Publisher: Cornell University Press
ISBN: 1501749625
Category : History
Languages : en
Pages : 251
Book Description
Between late antiquity and the fifteenth century, theologians, philosophers, and poets struggled to articulate the correct relationship between sound and sense, creating taxonomies of sounds based on their capacity to carry meaning. In World of Echo, Adin E. Lears traces how medieval thinkers adopted the concept of noise as a mode of lay understanding grounded in the body and the senses.
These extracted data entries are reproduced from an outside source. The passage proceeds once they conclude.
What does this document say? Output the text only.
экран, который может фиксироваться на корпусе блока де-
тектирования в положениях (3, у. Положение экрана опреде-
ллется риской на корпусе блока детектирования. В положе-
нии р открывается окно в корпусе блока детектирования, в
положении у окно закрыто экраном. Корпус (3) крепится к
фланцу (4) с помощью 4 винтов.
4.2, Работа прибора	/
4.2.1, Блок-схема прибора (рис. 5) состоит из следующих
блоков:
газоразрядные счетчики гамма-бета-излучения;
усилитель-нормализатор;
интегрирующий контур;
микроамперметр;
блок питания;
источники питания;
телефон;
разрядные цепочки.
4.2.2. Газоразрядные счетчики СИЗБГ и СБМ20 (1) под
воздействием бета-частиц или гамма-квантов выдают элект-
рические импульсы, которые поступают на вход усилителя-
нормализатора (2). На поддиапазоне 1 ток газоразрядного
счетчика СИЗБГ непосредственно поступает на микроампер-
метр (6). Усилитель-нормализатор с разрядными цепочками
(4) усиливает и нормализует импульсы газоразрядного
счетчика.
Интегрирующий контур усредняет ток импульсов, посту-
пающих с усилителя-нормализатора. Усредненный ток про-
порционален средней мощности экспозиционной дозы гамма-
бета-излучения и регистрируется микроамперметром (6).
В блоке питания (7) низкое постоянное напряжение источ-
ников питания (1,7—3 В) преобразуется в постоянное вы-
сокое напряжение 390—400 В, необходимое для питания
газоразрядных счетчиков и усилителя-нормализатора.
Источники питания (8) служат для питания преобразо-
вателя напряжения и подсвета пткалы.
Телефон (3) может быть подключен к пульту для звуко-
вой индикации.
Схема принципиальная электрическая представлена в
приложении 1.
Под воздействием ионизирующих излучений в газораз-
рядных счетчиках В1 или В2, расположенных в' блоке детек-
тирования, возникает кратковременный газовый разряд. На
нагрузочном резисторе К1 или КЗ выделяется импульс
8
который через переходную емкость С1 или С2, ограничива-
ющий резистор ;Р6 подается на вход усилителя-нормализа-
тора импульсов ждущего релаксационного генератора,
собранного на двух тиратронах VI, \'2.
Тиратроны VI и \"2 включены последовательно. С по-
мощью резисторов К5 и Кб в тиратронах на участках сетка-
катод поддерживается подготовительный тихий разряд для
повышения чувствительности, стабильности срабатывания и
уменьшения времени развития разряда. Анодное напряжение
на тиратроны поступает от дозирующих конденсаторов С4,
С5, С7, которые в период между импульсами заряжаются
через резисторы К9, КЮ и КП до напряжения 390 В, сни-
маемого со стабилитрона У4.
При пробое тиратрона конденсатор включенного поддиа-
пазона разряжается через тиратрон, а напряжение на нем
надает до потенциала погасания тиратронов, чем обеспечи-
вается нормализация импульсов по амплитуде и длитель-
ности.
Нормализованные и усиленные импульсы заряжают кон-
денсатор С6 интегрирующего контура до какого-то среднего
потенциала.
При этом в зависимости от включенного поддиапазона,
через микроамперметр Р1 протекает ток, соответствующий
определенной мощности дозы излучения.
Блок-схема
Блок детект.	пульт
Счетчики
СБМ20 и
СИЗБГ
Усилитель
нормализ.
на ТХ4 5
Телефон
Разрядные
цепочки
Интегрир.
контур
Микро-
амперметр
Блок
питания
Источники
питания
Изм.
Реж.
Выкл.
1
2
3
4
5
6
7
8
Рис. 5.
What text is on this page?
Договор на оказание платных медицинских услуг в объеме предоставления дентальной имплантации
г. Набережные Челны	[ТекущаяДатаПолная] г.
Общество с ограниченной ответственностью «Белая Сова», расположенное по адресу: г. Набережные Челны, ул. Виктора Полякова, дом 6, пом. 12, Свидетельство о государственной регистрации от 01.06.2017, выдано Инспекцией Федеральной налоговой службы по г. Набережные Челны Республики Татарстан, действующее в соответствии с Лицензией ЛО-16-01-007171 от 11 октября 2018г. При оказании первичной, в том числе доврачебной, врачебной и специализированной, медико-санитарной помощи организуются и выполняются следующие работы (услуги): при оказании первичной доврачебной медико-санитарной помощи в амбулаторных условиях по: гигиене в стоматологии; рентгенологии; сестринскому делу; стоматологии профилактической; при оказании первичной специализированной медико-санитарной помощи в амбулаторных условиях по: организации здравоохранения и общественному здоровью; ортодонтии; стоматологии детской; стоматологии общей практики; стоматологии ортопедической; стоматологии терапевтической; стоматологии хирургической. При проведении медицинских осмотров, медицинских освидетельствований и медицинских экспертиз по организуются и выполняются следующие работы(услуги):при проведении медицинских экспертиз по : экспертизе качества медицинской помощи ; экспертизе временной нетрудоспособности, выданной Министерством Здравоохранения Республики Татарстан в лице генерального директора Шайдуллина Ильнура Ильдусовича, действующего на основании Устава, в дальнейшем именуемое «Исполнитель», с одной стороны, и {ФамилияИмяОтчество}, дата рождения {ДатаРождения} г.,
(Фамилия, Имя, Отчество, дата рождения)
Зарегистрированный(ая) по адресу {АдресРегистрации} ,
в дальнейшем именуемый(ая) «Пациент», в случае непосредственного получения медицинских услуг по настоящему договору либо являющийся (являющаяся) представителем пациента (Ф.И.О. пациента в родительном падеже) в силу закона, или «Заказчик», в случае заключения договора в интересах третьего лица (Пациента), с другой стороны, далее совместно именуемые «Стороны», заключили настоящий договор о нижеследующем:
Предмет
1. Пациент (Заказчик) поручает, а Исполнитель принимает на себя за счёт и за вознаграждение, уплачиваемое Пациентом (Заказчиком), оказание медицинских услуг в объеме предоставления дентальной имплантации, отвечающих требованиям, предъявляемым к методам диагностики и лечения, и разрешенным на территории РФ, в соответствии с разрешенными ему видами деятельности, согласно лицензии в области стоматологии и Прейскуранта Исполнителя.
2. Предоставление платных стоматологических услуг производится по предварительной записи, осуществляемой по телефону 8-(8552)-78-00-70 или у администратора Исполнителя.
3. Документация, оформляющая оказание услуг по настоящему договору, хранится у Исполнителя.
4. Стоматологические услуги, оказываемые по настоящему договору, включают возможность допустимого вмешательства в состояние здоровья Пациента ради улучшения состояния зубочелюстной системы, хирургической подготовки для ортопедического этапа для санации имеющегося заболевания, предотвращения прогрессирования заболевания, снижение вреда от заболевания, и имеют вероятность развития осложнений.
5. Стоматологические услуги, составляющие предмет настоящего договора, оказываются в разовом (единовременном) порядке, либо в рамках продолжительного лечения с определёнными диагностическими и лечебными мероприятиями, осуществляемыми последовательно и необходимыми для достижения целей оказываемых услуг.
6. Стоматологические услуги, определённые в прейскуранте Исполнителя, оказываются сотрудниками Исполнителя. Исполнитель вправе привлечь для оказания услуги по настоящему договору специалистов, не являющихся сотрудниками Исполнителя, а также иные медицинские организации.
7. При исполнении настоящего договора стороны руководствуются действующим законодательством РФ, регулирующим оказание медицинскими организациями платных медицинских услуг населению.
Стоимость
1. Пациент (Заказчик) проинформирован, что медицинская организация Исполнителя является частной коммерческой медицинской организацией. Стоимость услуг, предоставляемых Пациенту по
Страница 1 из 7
With a broadly interdisciplinary approach, Lears examines a range of literary genres to highlight the poetic and social effects of this vibrant discourse, offering close readings of works by Geoffrey Chaucer and William Langland, as well as the mystics Richard Rolle and Margery Kempe. Each of these writers embraced an embodied experience of language resistant to clear articulation, even as their work reflects inherited anxieties about the appeal of such sensations. A preoccupation with the sound of language emerged in the form of poetic soundplay at the same time that mysticism and other forms of lay piety began to flower in England. As Lears shows, the presence of such emphatic aural texture amplified the cognitive importance of feeling in conjunction with reason and was a means for the laity—including lay women—to cultivate embodied forms of knowledge on their own terms, in precarious relation to existing clerical models of instruction. World of Echo offers a deep history of the cultural and social hierarchies that coalesce around aesthetic experience and gives voice to alternate ways of knowing.